Toulouse Métropole: in Ginestous, the sanitation network control tower
The 5,000 km of the Toulouse Métropole sewerage network are now monitored from a site that centralizes location alerts from sensors and calls from users.
2,600 km of wastewater network, 2,200 km of rainwater network and seventeen wastewater treatment plants… Each year, 55 million m3 of wastewater pass through the pipes of the sanitation network of the 37 municipalities of Toulouse Métropole.
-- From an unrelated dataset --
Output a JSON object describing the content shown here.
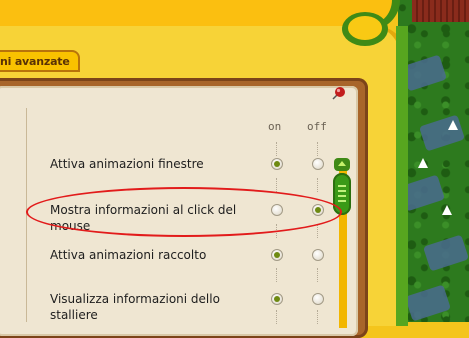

The map of this giant network now appears on the big screen of an office at the Ginestous water treatment plant in Toulouse, the nerve center of metropolitan sanitation and the largest infrastructure in the Adour Garonne basin in this area.
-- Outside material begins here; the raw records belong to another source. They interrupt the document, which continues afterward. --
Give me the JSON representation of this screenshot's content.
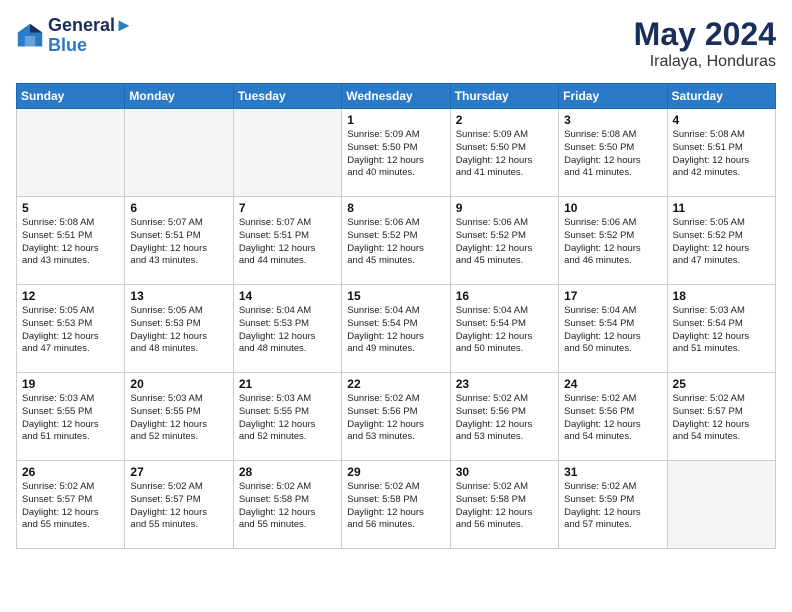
{
  "header": {
    "logo_line1": "General",
    "logo_line2": "Blue",
    "month_year": "May 2024",
    "location": "Iralaya, Honduras"
  },
  "weekdays": [
    "Sunday",
    "Monday",
    "Tuesday",
    "Wednesday",
    "Thursday",
    "Friday",
    "Saturday"
  ],
  "weeks": [
    [
      {
        "day": "",
        "info": ""
      },
      {
        "day": "",
        "info": ""
      },
      {
        "day": "",
        "info": ""
      },
      {
        "day": "1",
        "info": "Sunrise: 5:09 AM\nSunset: 5:50 PM\nDaylight: 12 hours\nand 40 minutes."
      },
      {
        "day": "2",
        "info": "Sunrise: 5:09 AM\nSunset: 5:50 PM\nDaylight: 12 hours\nand 41 minutes."
      },
      {
        "day": "3",
        "info": "Sunrise: 5:08 AM\nSunset: 5:50 PM\nDaylight: 12 hours\nand 41 minutes."
      },
      {
        "day": "4",
        "info": "Sunrise: 5:08 AM\nSunset: 5:51 PM\nDaylight: 12 hours\nand 42 minutes."
      }
    ],
    [
      {
        "day": "5",
        "info": "Sunrise: 5:08 AM\nSunset: 5:51 PM\nDaylight: 12 hours\nand 43 minutes."
      },
      {
        "day": "6",
        "info": "Sunrise: 5:07 AM\nSunset: 5:51 PM\nDaylight: 12 hours\nand 43 minutes."
      },
      {
        "day": "7",
        "info": "Sunrise: 5:07 AM\nSunset: 5:51 PM\nDaylight: 12 hours\nand 44 minutes."
      },
      {
        "day": "8",
        "info": "Sunrise: 5:06 AM\nSunset: 5:52 PM\nDaylight: 12 hours\nand 45 minutes."
      },
      {
        "day": "9",
        "info": "Sunrise: 5:06 AM\nSunset: 5:52 PM\nDaylight: 12 hours\nand 45 minutes."
      },
      {
        "day": "10",
        "info": "Sunrise: 5:06 AM\nSunset: 5:52 PM\nDaylight: 12 hours\nand 46 minutes."
      },
      {
        "day": "11",
        "info": "Sunrise: 5:05 AM\nSunset: 5:52 PM\nDaylight: 12 hours\nand 47 minutes."
      }
    ],
    [
      {
        "day": "12",
        "info": "Sunrise: 5:05 AM\nSunset: 5:53 PM\nDaylight: 12 hours\nand 47 minutes."
      },
      {
        "day": "13",
        "info": "Sunrise: 5:05 AM\nSunset: 5:53 PM\nDaylight: 12 hours\nand 48 minutes."
      },
      {
        "day": "14",
        "info": "Sunrise: 5:04 AM\nSunset: 5:53 PM\nDaylight: 12 hours\nand 48 minutes."
      },
      {
        "day": "15",
        "info": "Sunrise: 5:04 AM\nSunset: 5:54 PM\nDaylight: 12 hours\nand 49 minutes."
      },
      {
        "day": "16",
        "info": "Sunrise: 5:04 AM\nSunset: 5:54 PM\nDaylight: 12 hours\nand 50 minutes."
      },
      {
        "day": "17",
        "info": "Sunrise: 5:04 AM\nSunset: 5:54 PM\nDaylight: 12 hours\nand 50 minutes."
      },
      {
        "day": "18",
        "info": "Sunrise: 5:03 AM\nSunset: 5:54 PM\nDaylight: 12 hours\nand 51 minutes."
      }
    ],
    [
      {
        "day": "19",
        "info": "Sunrise: 5:03 AM\nSunset: 5:55 PM\nDaylight: 12 hours\nand 51 minutes."
      },
      {
        "day": "20",
        "info": "Sunrise: 5:03 AM\nSunset: 5:55 PM\nDaylight: 12 hours\nand 52 minutes."
      },
      {
        "day": "21",
        "info": "Sunrise: 5:03 AM\nSunset: 5:55 PM\nDaylight: 12 hours\nand 52 minutes."
      },
      {
        "day": "22",
        "info": "Sunrise: 5:02 AM\nSunset: 5:56 PM\nDaylight: 12 hours\nand 53 minutes."
      },
      {
        "day": "23",
        "info": "Sunrise: 5:02 AM\nSunset: 5:56 PM\nDaylight: 12 hours\nand 53 minutes."
      },
      {
        "day": "24",
        "info": "Sunrise: 5:02 AM\nSunset: 5:56 PM\nDaylight: 12 hours\nand 54 minutes."
      },
      {
        "day": "25",
        "info": "Sunrise: 5:02 AM\nSunset: 5:57 PM\nDaylight: 12 hours\nand 54 minutes."
      }
    ],
    [
      {
        "day": "26",
        "info": "Sunrise: 5:02 AM\nSunset: 5:57 PM\nDaylight: 12 hours\nand 55 minutes."
      },
      {
        "day": "27",
        "info": "Sunrise: 5:02 AM\nSunset: 5:57 PM\nDaylight: 12 hours\nand 55 minutes."
      },
      {
        "day": "28",
        "info": "Sunrise: 5:02 AM\nSunset: 5:58 PM\nDaylight: 12 hours\nand 55 minutes."
      },
      {
        "day": "29",
        "info": "Sunrise: 5:02 AM\nSunset: 5:58 PM\nDaylight: 12 hours\nand 56 minutes."
      },
      {
        "day": "30",
        "info": "Sunrise: 5:02 AM\nSunset: 5:58 PM\nDaylight: 12 hours\nand 56 minutes."
      },
      {
        "day": "31",
        "info": "Sunrise: 5:02 AM\nSunset: 5:59 PM\nDaylight: 12 hours\nand 57 minutes."
      },
      {
        "day": "",
        "info": ""
      }
    ]
  ]
}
Since March, the delegate in charge of sanitation for Toulouse Métropole, Asteo, a subsidiary of the Suez group, has opened a “hypervision center” there called Atlas 360. Like that of the drinking water network included by Veolia in October, Suez centralized all the data there to manage and monitor the sewerage network in real time, 24 hours a day.
If a first room displays in large the network and the alerts detected by hundreds of sensors, other information has been centralized in these premises, starting with calls and requests for intervention from users and town halls. All these data allow the most precise possible control of the sanitation system. As in January, during the flood of the Garonne. A crisis PC was then activated. To the raw data of the network, including the odor sensors of Ginestous, are added the weather forecasts, which, using computer models, allow operators the possibility of anticipating events.
First of savings
“Water efficiency is the first of the savings to be made”, underlined here, on the occasion of the inauguration, Guillaume Choisy, general manager of the Adour Garonne water agency. While experts anticipate a 50% drop in the flow of the Garonne in 2050, “the performance of wastewater treatment plants” is an important issue. The control center is “a concentrate of technology and innovation”, insisted for his part Arnaud Bazire, president of Asteo and deputy general manager of Eau France Suez.
The new water and sanitation contracts for the Métropole, in force since 2020, include a series of investments. Robert Médina, vice-president of the Métropole, recalled that the new control tower would be returned free of charge at the end of the contract, in 2032, to the community.